Where the money will come from is unclear. Ten of the world’s development banks, under pressure to free more cash for climate action, said on Monday they would continue to support the need.
“Lives, well-being and jobs cannot be sustained where homes, schools, farms and businesses are under threat from flooding, drought or other climate extremes,” the banks said in a statement.
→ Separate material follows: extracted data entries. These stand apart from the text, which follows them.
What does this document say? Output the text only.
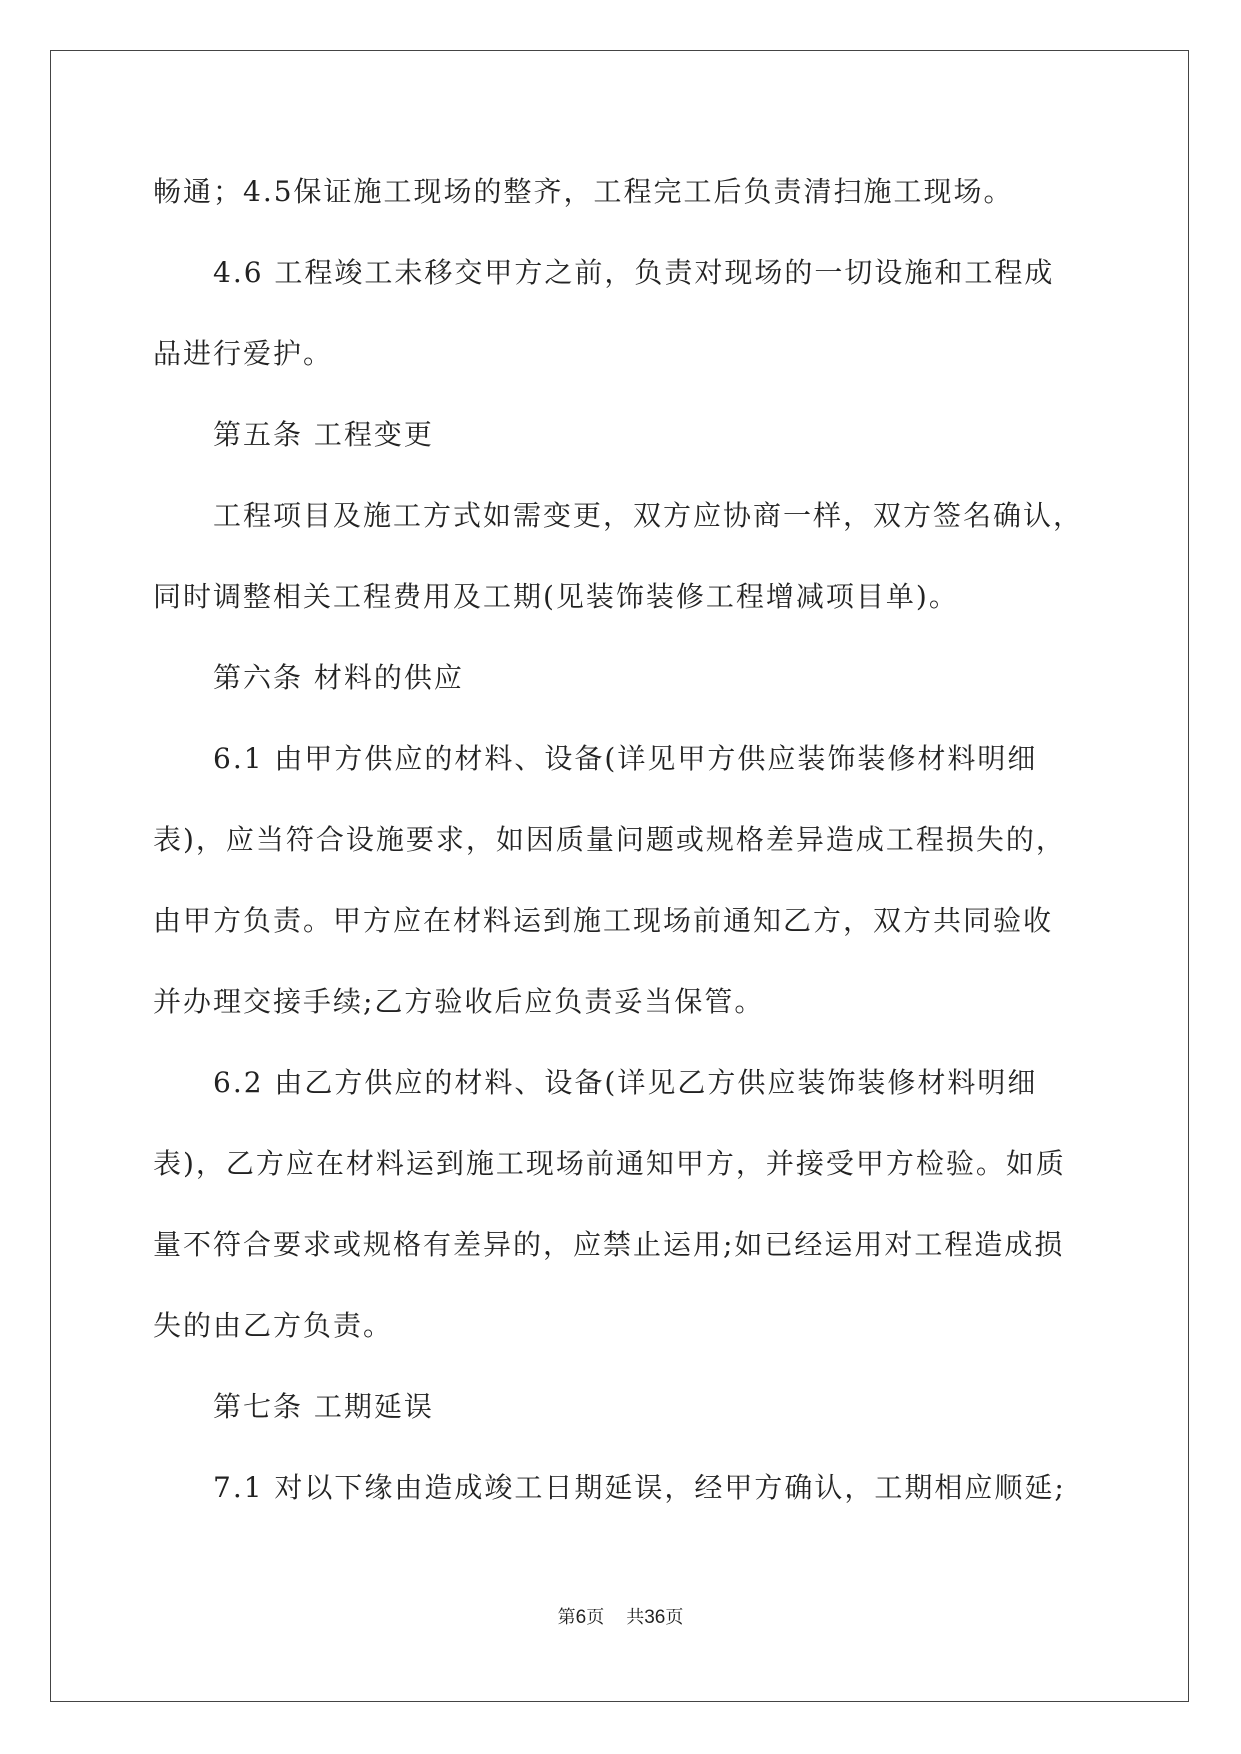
畅通；4.5保证施工现场的整齐，工程完工后负责清扫施工现场。
4.6 工程竣工未移交甲方之前，负责对现场的一切设施和工程成
品进行爱护。
第五条 工程变更
工程项目及施工方式如需变更，双方应协商一样，双方签名确认，
同时调整相关工程费用及工期(见装饰装修工程增减项目单)。
第六条 材料的供应
6.1 由甲方供应的材料、设备(详见甲方供应装饰装修材料明细
表)，应当符合设施要求，如因质量问题或规格差异造成工程损失的，
由甲方负责。甲方应在材料运到施工现场前通知乙方，双方共同验收
并办理交接手续;乙方验收后应负责妥当保管。
6.2 由乙方供应的材料、设备(详见乙方供应装饰装修材料明细
表)，乙方应在材料运到施工现场前通知甲方，并接受甲方检验。如质
量不符合要求或规格有差异的，应禁止运用;如已经运用对工程造成损
失的由乙方负责。
第七条 工期延误
7.1 对以下缘由造成竣工日期延误，经甲方确认，工期相应顺延;
第6页 共36页
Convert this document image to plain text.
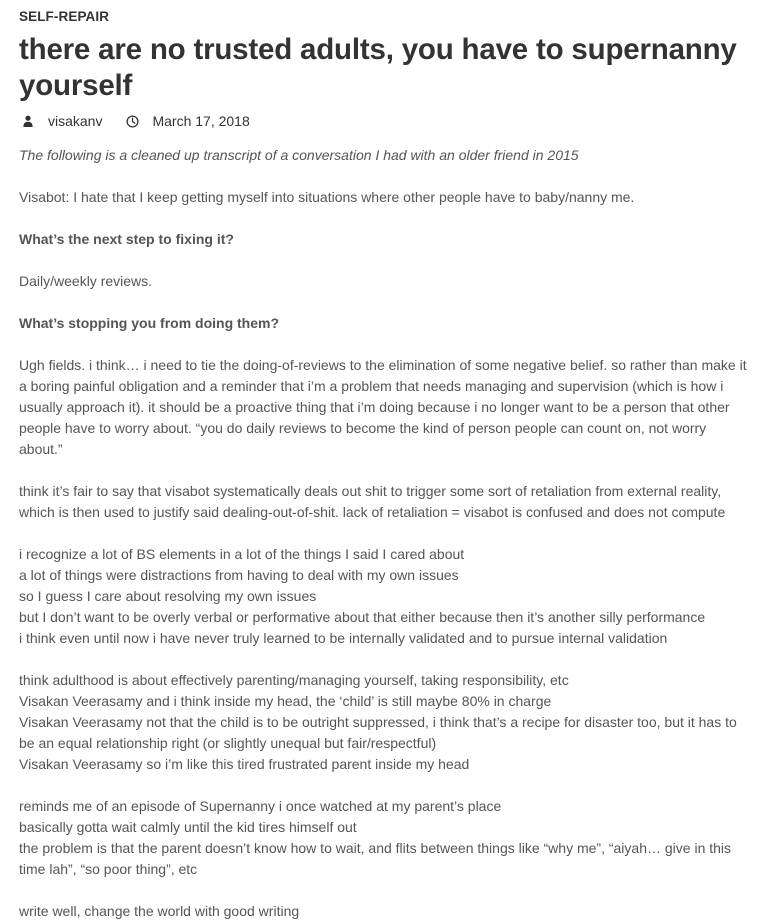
SELF-REPAIR
there are no trusted adults, you have to supernanny yourself
visakanv	March 17, 2018

The following is a cleaned up transcript of a conversation I had with an older friend in 2015

Visabot: I hate that I keep getting myself into situations where other people have to baby/nanny me.

What’s the next step to fixing it?

Daily/weekly reviews.

What’s stopping you from doing them?

Ugh fields. i think… i need to tie the doing-of-reviews to the elimination of some negative belief. so rather than make it a boring painful obligation and a reminder that i’m a problem that needs managing and supervision (which is how i usually approach it). it should be a proactive thing that i’m doing because i no longer want to be a person that other people have to worry about. “you do daily reviews to become the kind of person people can count on, not worry about.”

think it’s fair to say that visabot systematically deals out shit to trigger some sort of retaliation from external reality, which is then used to justify said dealing-out-of-shit. lack of retaliation = visabot is confused and does not compute

i recognize a lot of BS elements in a lot of the things I said I cared about
a lot of things were distractions from having to deal with my own issues
so I guess I care about resolving my own issues
but I don’t want to be overly verbal or performative about that either because then it’s another silly performance
i think even until now i have never truly learned to be internally validated and to pursue internal validation

think adulthood is about effectively parenting/managing yourself, taking responsibility, etc
Visakan Veerasamy and i think inside my head, the ‘child’ is still maybe 80% in charge
Visakan Veerasamy not that the child is to be outright suppressed, i think that’s a recipe for disaster too, but it has to be an equal relationship right (or slightly unequal but fair/respectful)
Visakan Veerasamy so i’m like this tired frustrated parent inside my head

reminds me of an episode of Supernanny i once watched at my parent’s place
basically gotta wait calmly until the kid tires himself out
the problem is that the parent doesn’t know how to wait, and flits between things like “why me”, “aiyah… give in this time lah”, “so poor thing”, etc

write well, change the world with good writing
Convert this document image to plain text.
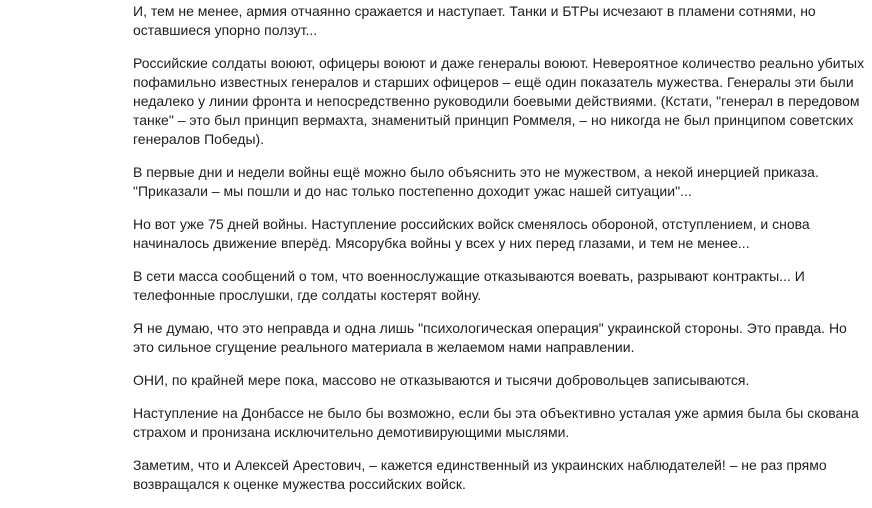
И, тем не менее, армия отчаянно сражается и наступает. Танки и БТРы исчезают в пламени сотнями, но оставшиеся упорно ползут...

Российские солдаты воюют, офицеры воюют и даже генералы воюют. Невероятное количество реально убитых пофамильно известных генералов и старших офицеров – ещё один показатель мужества. Генералы эти были недалеко у линии фронта и непосредственно руководили боевыми действиями. (Кстати, "генерал в передовом танке" – это был принцип вермахта, знаменитый принцип Роммеля, – но никогда не был принципом советских генералов Победы).

В первые дни и недели войны ещё можно было объяснить это не мужеством, а некой инерцией приказа. "Приказали – мы пошли и до нас только постепенно доходит ужас нашей ситуации"...

Но вот уже 75 дней войны. Наступление российских войск сменялось обороной, отступлением, и снова начиналось движение вперёд. Мясорубка войны у всех у них перед глазами, и тем не менее...

В сети масса сообщений о том, что военнослужащие отказываются воевать, разрывают контракты... И телефонные прослушки, где солдаты костерят войну.

Я не думаю, что это неправда и одна лишь "психологическая операция" украинской стороны. Это правда. Но это сильное сгущение реального материала в желаемом нами направлении.

ОНИ, по крайней мере пока, массово не отказываются и тысячи добровольцев записываются.

Наступление на Донбассе не было бы возможно, если бы эта объективно усталая уже армия была бы скована страхом и пронизана исключительно демотивирующими мыслями.

Заметим, что и Алексей Арестович, – кажется единственный из украинских наблюдателей! – не раз прямо возвращался к оценке мужества российских войск.
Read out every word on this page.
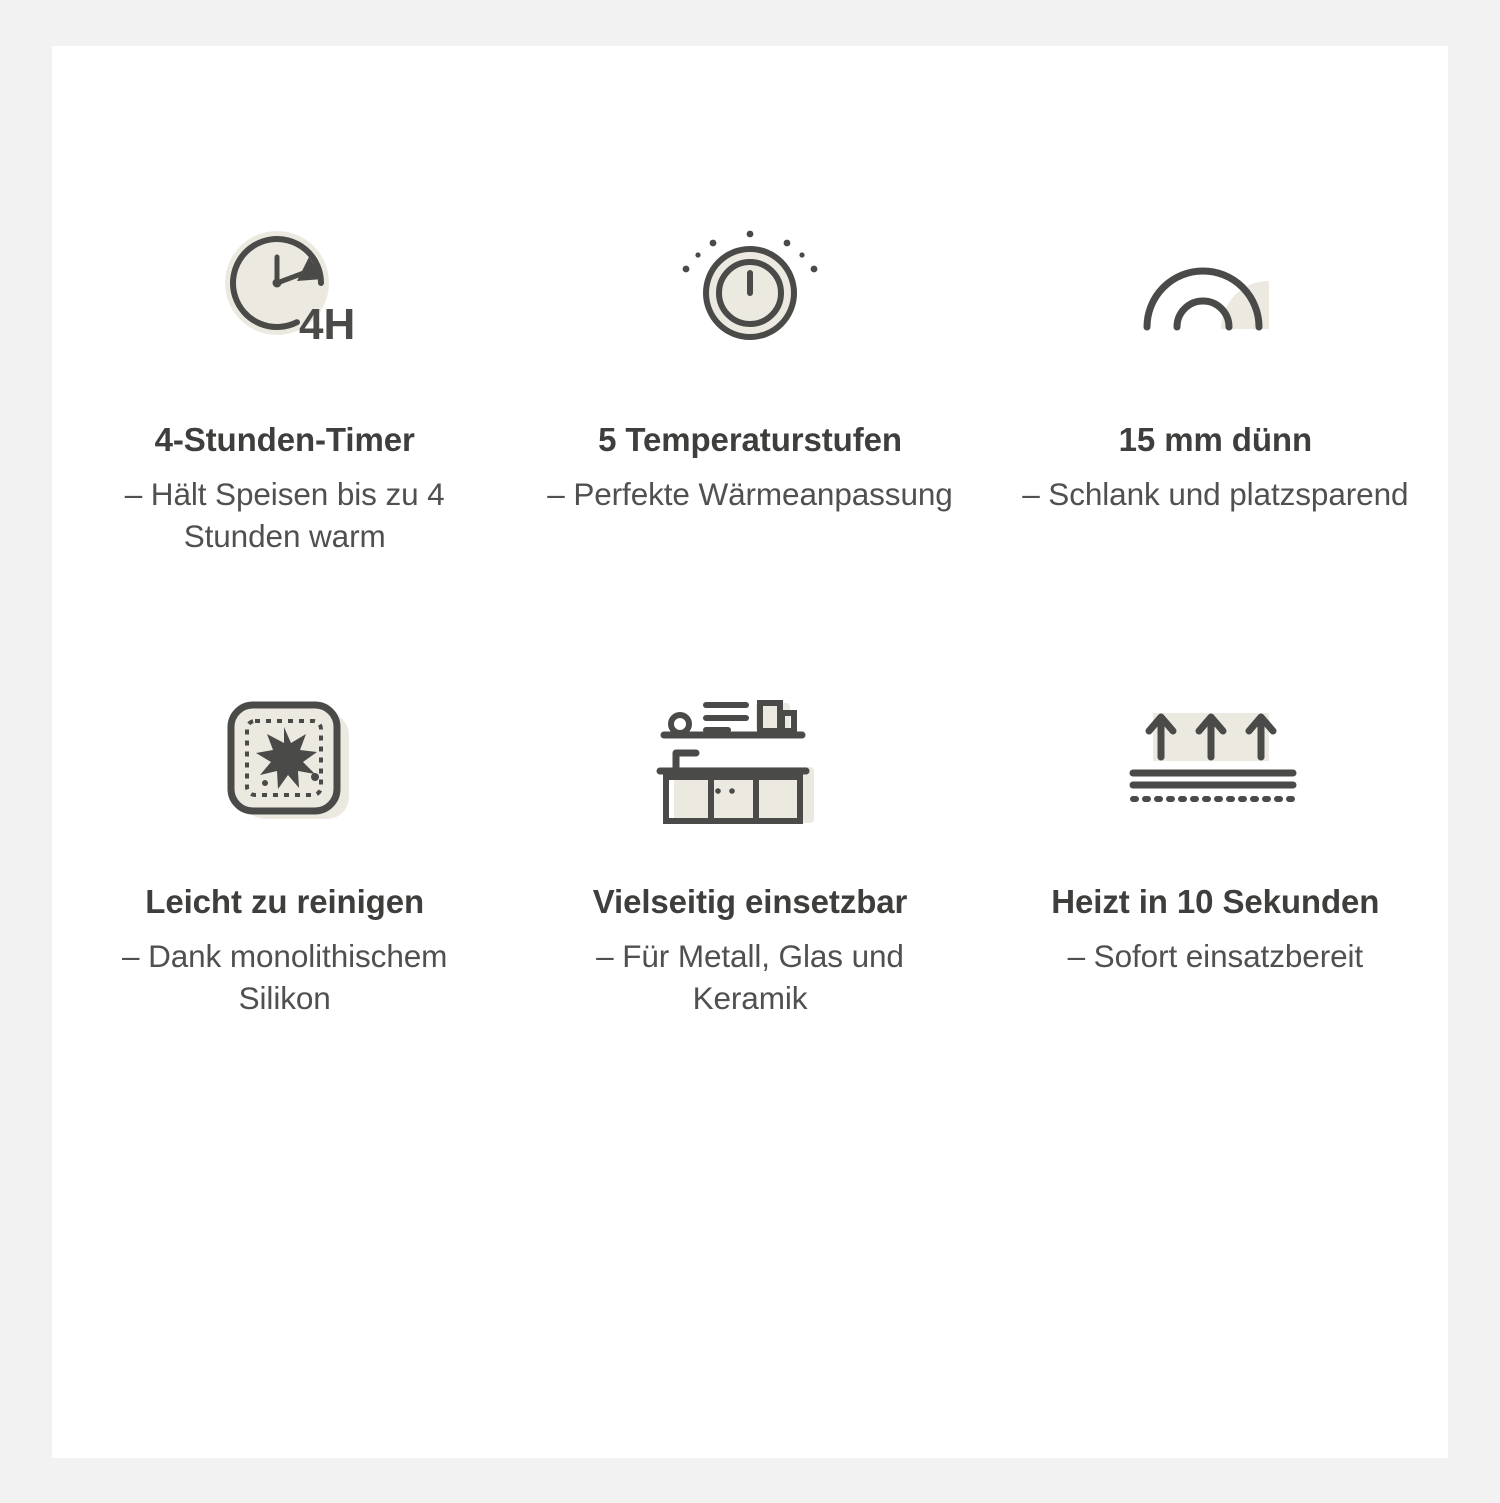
4H
4-Stunden-Timer
– Hält Speisen bis zu 4 Stunden warm
5 Temperaturstufen
– Perfekte Wärmeanpassung
15 mm dünn
– Schlank und platzsparend
Leicht zu reinigen
– Dank monolithischem Silikon
Vielseitig einsetzbar
– Für Metall, Glas und Keramik
Heizt in 10 Sekunden
– Sofort einsatzbereit
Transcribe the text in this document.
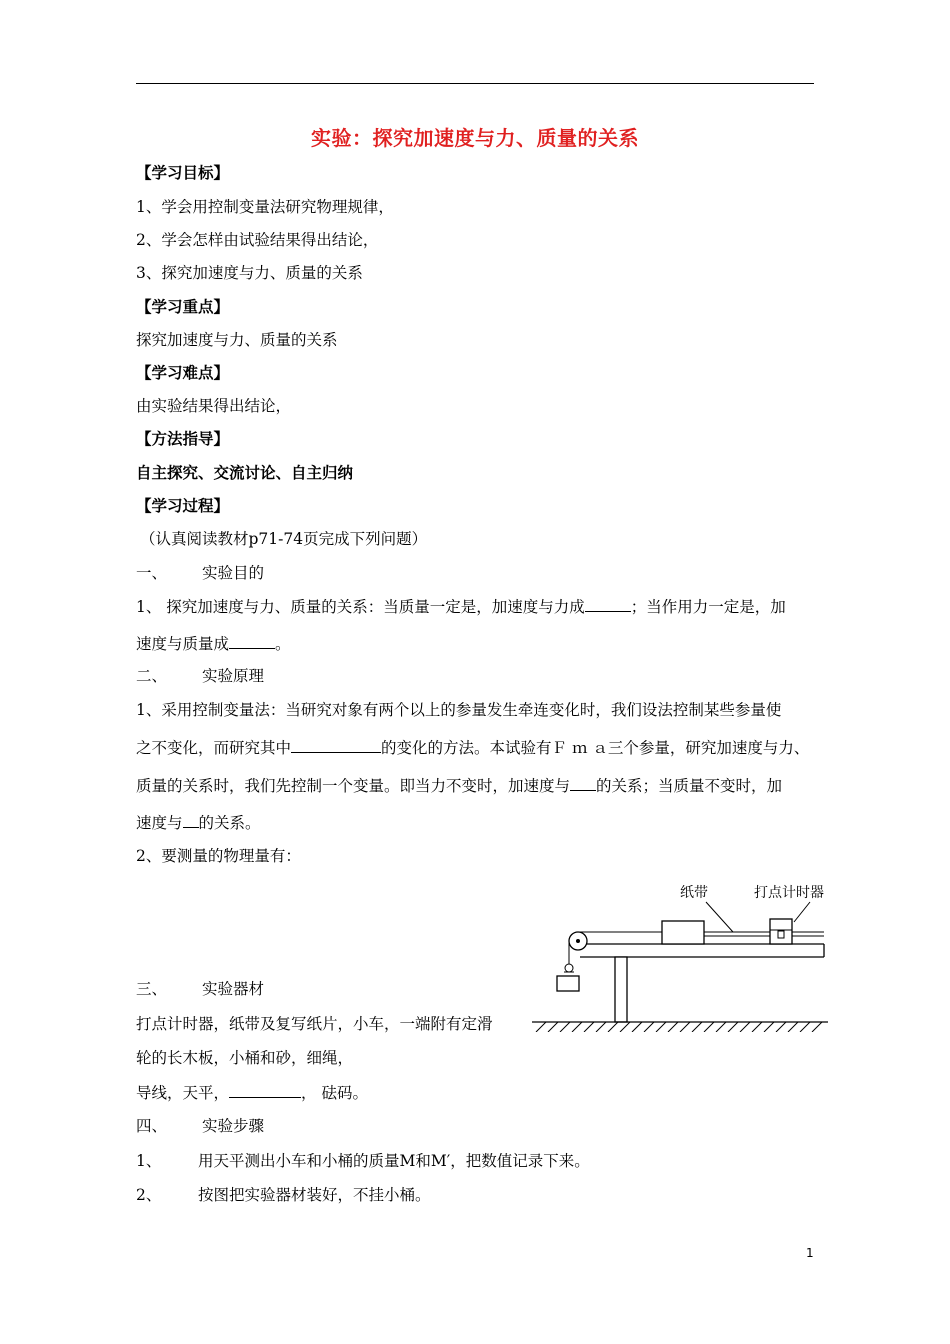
实验：探究加速度与力、质量的关系
【学习目标】
1、学会用控制变量法研究物理规律，
2、学会怎样由试验结果得出结论，
3、探究加速度与力、质量的关系
【学习重点】
探究加速度与力、质量的关系
【学习难点】
由实验结果得出结论，
【方法指导】
自主探究、交流讨论、自主归纳
【学习过程】
（认真阅读教材p71-74页完成下列问题）
一、 实验目的
1、 探究加速度与力、质量的关系：当质量一定是，加速度与力成	；当作用力一定是，加
速度与质量成	。
二、 实验原理
1、采用控制变量法：当研究对象有两个以上的参量发生牵连变化时，我们设法控制某些参量使
之不变化，而研究其中	的变化的方法。本试验有Ｆ ｍ ａ三个参量，研究加速度与力、
质量的关系时，我们先控制一个变量。即当力不变时，加速度与 的关系；当质量不变时，加
速度与 的关系。
2、要测量的物理量有：
纸带	打点计时器
三、 实验器材
打点计时器，纸带及复写纸片，小车，一端附有定滑
轮的长木板，小桶和砂，细绳，
导线，天平，	， 砝码。
四、 实验步骤
1、 用天平测出小车和小桶的质量M和M′，把数值记录下来。
2、 按图把实验器材装好，不挂小桶。
1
Last year, they channelled more than $26bn (R446.3bn) to low- and middle-income economies for adaptation.
Separately, the director of a multipartner UN fund told Reuters it would soon announce a new impact bond aimed at raising $200m (R3.4bn) by the end of 2026.
“The whole bond idea started exactly one year ago at the previous COP in Baku,” said Markus Repnik, who leads the Systematic Observations Financing Facility backed by the World Meteorological Organisation, UN Development Programme and UN Environment Fund. “We were getting the sense things are going to change significantly from an international perspective.”
The fund, which also works to plug gaps in weather data for developing countries, hopes for country donations this week during COP30.
On Monday, Germany and Spain pledged $100m (R1.7bn) to a different effort, the multilateral Climate Investment Funds (CIF), which is financing projects to boost climate resilience in developing countries.
The organisation’s chief praised Brazil for featuring the issue as a COP30 focus after years of seeing it slide down UN climate summit agendas.
“We’re thrilled that, for the first time, adaptation is day 1 and day 2 of the COP,” CIF CEO Tariye Gbadegesin told Reuters.
RISING DANGERS, HIGHER COSTS
Vietnam estimated initial costs from Typhoon Kalmaegi at nearly $300m, a month after Typhoon Bualoi delivered $436m in property damages. The Philippines is tallying damages from Kalmaegi and the deadly Super Typhoon Fung-wong that hit this week.
Jamaica is looking at up to $7bn in damages, or about a third of its GDP, from last month’s Hurricane Melissa, according to preliminary government estimates.
Beyond storms, there is damage from flooding, extreme heat, drought and wildfires. More adaptation efforts are to be announced at COP30, from funding air-conditioners and fans for people suffering extreme heat to AI mapping of soil conditions to improve crop yields.
Outside of national protections, about 86-million refugees, or three-quarters of the world’s total population displaced by conflict, are also exposed to extreme climate hazards, according to a UNHCR report on Monday.
UN climate chief Simon Stiell urged countries to agree on how to track progress to accelerate change in water, sanitation, health and other areas.
“We need to agree on the indicators that will help speed up implementation, to unleash its potential,” he said.
Attracting private money to the cause can be tough. Resiliency projects are less likely to deliver a high return on investment than renewable energy projects that would help bring down greenhouse gas emissions.
A September report by multi-stakeholder Zurich Climate Resilience Alliance said public funding remains crucial. Private finance makes up only 3% of adaptation funding, which could rise to 15% with supportive policies, it said.
David Nicholson, chief climate officer at ZCRA member Mercy Corps, said: “We need resources that flow directly to local partners and communities who are leading the response, rebuilding homes, restoring livelihoods and protecting health systems from climate shocks.”